Bradley Wiggins (Sky) was another yellow jersey candidate who dodged a bullet,but he was able to bounce back and finish with the leaders.
“It was mad — the worst stage so far and I’m relieved it’s over now,” Wiggins said. “It was a really, really horrible stage. I didn’t really crash that hard; I sort of crashed behind the crash and just bent my handlebars and brakes and things like that.”
Quick Step also saw both of its team captains crashing, with Sylvain Chavanel going down in a fall at 57km while Tom Boonen and Geert Steegmans, both former Tour stage winners looking to recapture some Tour glory, hit the deck at 108km.
Boonen was left alone without teammates as he lay on the ground in the wake of his crash. Doctors confirmed there were no serious injuries and teammate Addy Engels finally rolled back to make sure he made the time cut. The pair crossed the line last at 13:08 back.

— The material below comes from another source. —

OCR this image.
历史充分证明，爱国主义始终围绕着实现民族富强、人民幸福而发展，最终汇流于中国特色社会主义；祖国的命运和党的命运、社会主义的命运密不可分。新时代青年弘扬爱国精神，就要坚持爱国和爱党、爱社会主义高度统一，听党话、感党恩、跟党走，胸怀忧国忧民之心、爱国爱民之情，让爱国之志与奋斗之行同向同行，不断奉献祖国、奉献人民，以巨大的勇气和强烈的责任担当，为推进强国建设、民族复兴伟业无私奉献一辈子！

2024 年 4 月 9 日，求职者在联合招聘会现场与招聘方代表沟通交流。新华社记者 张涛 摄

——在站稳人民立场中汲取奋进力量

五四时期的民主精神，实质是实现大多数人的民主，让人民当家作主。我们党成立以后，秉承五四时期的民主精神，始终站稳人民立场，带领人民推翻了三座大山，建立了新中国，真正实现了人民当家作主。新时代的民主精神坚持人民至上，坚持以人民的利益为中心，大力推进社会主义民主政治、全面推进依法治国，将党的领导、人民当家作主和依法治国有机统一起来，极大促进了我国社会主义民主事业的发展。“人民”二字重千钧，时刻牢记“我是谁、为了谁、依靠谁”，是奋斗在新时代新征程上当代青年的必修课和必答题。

“To avoid the riders ahead of me I braked but my front wheel touched another athlete’s back wheel” Boonen said. “I flew over my bike in an endo and I fell, hitting my head and the right side of my body. My helmet busted on impact.”
In the fall Boonen suffered a series of abrasions to his shoulder, elbow and right gluteus, the team said.
“After the first few minutes of shock I got back on my bike and I wanted to finish the stage” Boonen said. “I have to thank Engels for his support. Alone I would have risked ending up outside of the maximum time. Now all I only want to recover some energy from tomorrow.”
Ivan Velasco (Euskaltel-Euskadi) crashed hard into the barriers on the right side of the road at 155km and after the finish was transferred to a hospital in Saint-Malo with a likely fractured clavicle. Incredibly, he finished the stage at 12:43 back.
Even for riders who made it to the finish line in one piece, the wear and tear of the nerves, speed and tension caused some damage. Garmin-Cervélo was hoping to set up Tyler Farrar for the win on a rising finish ideally suited for his characteristics, but with seven kilometers to go, Farrar knew he didn’t have the win in his legs and told yellow jersey Thor Hushovd to go for the win.
“It was pretty stressful day with the wind. It ended up being much harder than it looked like it was on paper. It was just chaos. Every team had to ride like crazy all day and hold position to stay out of trouble. When it’s like that, every team was blown up by the end of the race. It was a really stressful day. It was a day when you could never really relax,” Farrar said. “Originally, the idea was to ride for me, but toward the end I was really suffering, so I told Thor, don’t even think about me, because I couldn’t be there in the end. With 7-8km to go, I knew I didn’t have the legs.”
On Thursday the peloton can expect more of the same, with another stage of rolling hills, strong winds and rain.